Most varieties of blueberry plants are hardy down to USDA Zone 3, meaning they can withstand temperatures down to -35 degrees Fahrenheit. Although blueberry plants can be grown in most cold regions, you may want to raise your blueberry plants in containers indoors if your soil is of poor quality or too alkaline for blueberry bushes. Whether you’re growing your blueberry plants indoors or outside, the key to successful growing is planting them in acid soil with a pH range of 4.5 to 5.5. With enough space and the right care, you can raise blueberry bushes indoors easily.

Select a large container for your blueberry plant, such as an oversized planter or a half whiskey barrel. Ensure that the container has sufficient drainage holes in the bottom.

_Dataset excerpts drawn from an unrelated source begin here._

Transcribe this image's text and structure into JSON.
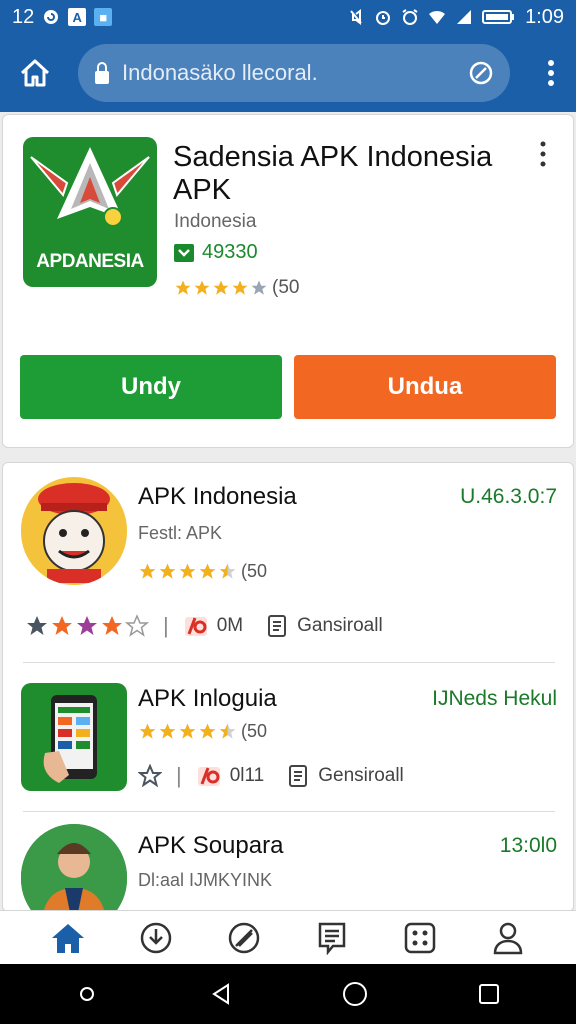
{
  "status_bar": {
    "left_text": "12",
    "time": "1:09"
  },
  "toolbar": {
    "url_text": "Indonasäko llecoral."
  },
  "featured": {
    "icon_label": "APDANESIA",
    "title": "Sadensia APK Indonesia APK",
    "subtitle": "Indonesia",
    "downloads": "49330",
    "rating": 4,
    "rating_text": "(50",
    "primary_button": "Undy",
    "secondary_button": "Undua"
  },
  "apps": [
    {
      "name": "APK Indonesia",
      "version": "U.46.3.0:7",
      "subtitle": "Festl: APK",
      "rating": 4.5,
      "rating_text": "(50",
      "meta_size": "0M",
      "meta_label": "Gansiroall"
    },
    {
      "name": "APK Inloguia",
      "version": "IJNeds Hekul",
      "rating": 4.5,
      "rating_text": "(50",
      "meta_size": "0l11",
      "meta_label": "Gensiroall"
    },
    {
      "name": "APK Soupara",
      "version": "13:0l0",
      "subtitle": "Dl:aal IJMKYINK"
    }
  ],
  "colors": {
    "header_blue": "#1a5fa8",
    "green": "#1e9c36",
    "orange": "#f26722",
    "star_gold": "#f2b01e"
  }
}
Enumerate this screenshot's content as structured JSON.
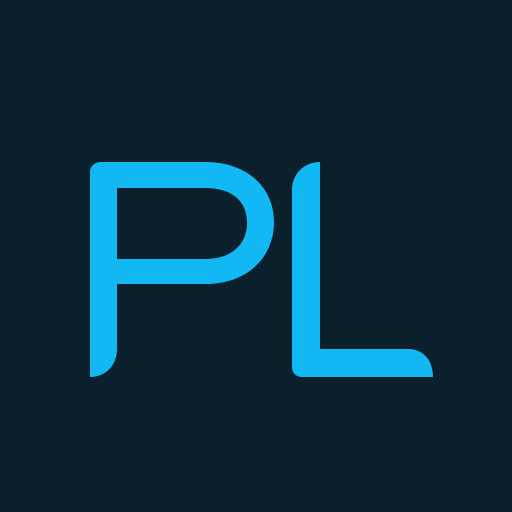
{
  "logo": {
    "text": "PL",
    "icon": "pl-monogram-logo"
  },
  "colors": {
    "background": "#0a202d",
    "glyph": "#12b8f4"
  }
}
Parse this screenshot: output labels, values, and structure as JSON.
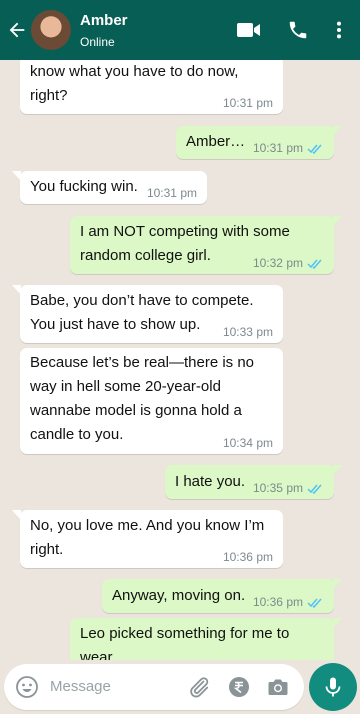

Fill the container with a mixture of two parts regular soil, two parts chopped or shredded, dried leaves, two parts coarse builder’s sand and one part organic compost.

Place your blueberry plants near a sunny window, in a sunroom or on a patio, where the plants can receive full sunlight in the morning and early afternoon but have some shade in mid- to late afternoon.

Water your blueberry plants deeply, twice each week from spring until autumn, to keep the roots cool and moist at all times. Cut back on watering during the winter, providing water only once a month or less.

Feed your blueberry plants once a month during the growing season with a fertilizer that is made to keep the soil acidic. A fertilizer made for fruiting, acid-loving plants will work well. Follow the dosage instructions on the label exactly.

Sprinkle used coffee grounds or place tea bags onto the soil in the container once or twice a month during the growing season. The acidity in the coffee grounds or tea bags will keep the soil pH levels optimal for your blueberry plant.

Prune to remove all the flowers during the first year so your blueberry plant can use all of its energy to grow strong and bushy. In the following years during winter, prune away the oldest branches and prune back the twigs to space the fruiting buds on the plant farther apart.


Plant at least two different varieties of blueberry plants in containers and keep them side-by-side to improve pollination and fruit production.

Instead of the soil, dried leaves, sand and compost mixture, you can use a commercial potting mix designed for acid-loving plants.


Don’t use sandbox or beach sand, because these are too alkaline for blueberries. Use only coarse builder’s sand.